The smart money keeps saying Trump and Carson are bound to go away eventually, but, as The New Yorker's Amy Davidson pointed out the other day, no one ever says how.

Jeb finally showed some life, but just a little. Can he possibly recover? Kasich showed a lot of life, but the focus groups found him aggressive and rude, which is quite a feat when you're sharing a stage with Trump and Ted Cruz. The other establishment pick is Chris Christie, who dominated his debate — the kiddie table debate.

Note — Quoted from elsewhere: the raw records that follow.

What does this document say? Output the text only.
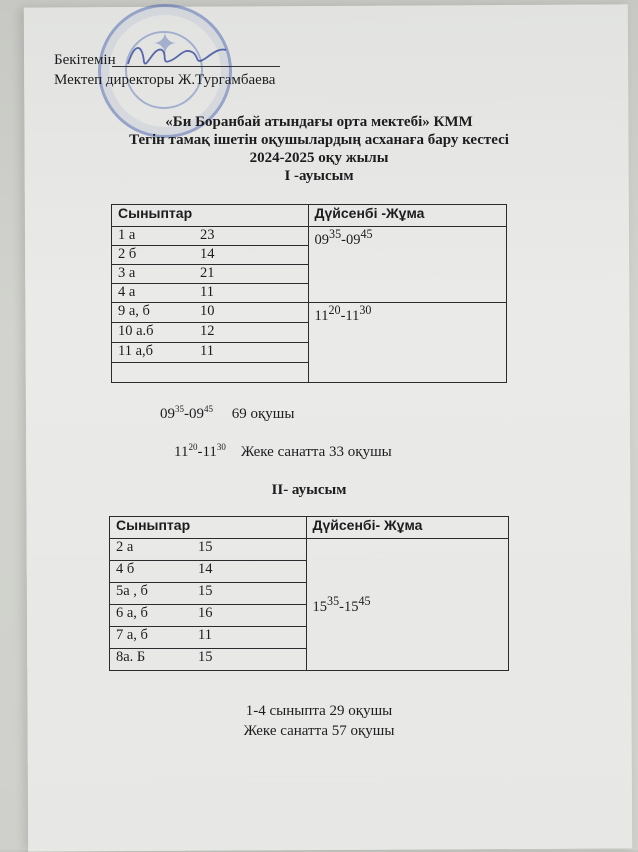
✦
Бекітемін
Мектеп директоры Ж.Тургамбаева
«Би Боранбай атындағы орта мектебі» КММ
Тегін тамақ ішетін оқушылардың асханаға бару кестесі
2024-2025 оқу жылы
I -ауысым
Сыныптар	Дүйсенбі -Жұма
1 а 23	$09^{35}-09^{45}$
2 б 14	
3 а 21	
4 а 11	
9 а, б 10	$11^{20}-11^{30}$
10 а.б 12	
11 а,б 11	

$09^{35}-09^{45}$ 69 оқушы
$11^{20}-11^{30}$ Жеке санатта 33 оқушы
II- ауысым
Сыныптар	Дүйсенбі- Жұма
2 а 15	$15^{35}-15^{45}$
4 б 14	
5а , б 15	
6 а, б 16	
7 а, б 11	
8а. Б 15	
1-4 сыныпта 29 оқушы
Жеке санатта 57 оқушы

Two other things happened during the immigration discussion, by the way. Marco Rubio — who had helped write the comprehensive immigration bill that passed the Senate before he turned his back on it (the bill and the Senate) — didn't say a word, and the much-praised moderators didn't bother to call him on it. For him, that was a win-win. Meanwhile, getting the last word was Cruz, who spoke out against amnesty, the one word guaranteed to energize the base. That's when he wasn't talking about the gold standard or maybe privatizing Social Security.

Rubio and Cruz were the consensus winners of the debate because, it turns out, they're the best debaters on the stage. They won the last debate, too. They've both moved into the low double digits in the polls, and the betting markets now have Rubio as the establishment favorite and certainly the one candidate most worrying to the Democrats. Cruz's plan, meantime, is to capture the Trump/Carson vote when/if they implode.

We're at halftime, more or less, in the GOP primary season. It's five weeks before the next debate. It's also, uh, holiday season. And we're looking at what: If it's not Rubio v. Cruz, is it Rubio v. Cruz v. Carson v. Trump?

I haven't asked the Clinton people or the Bush people, but how many high fives do you think that's worth?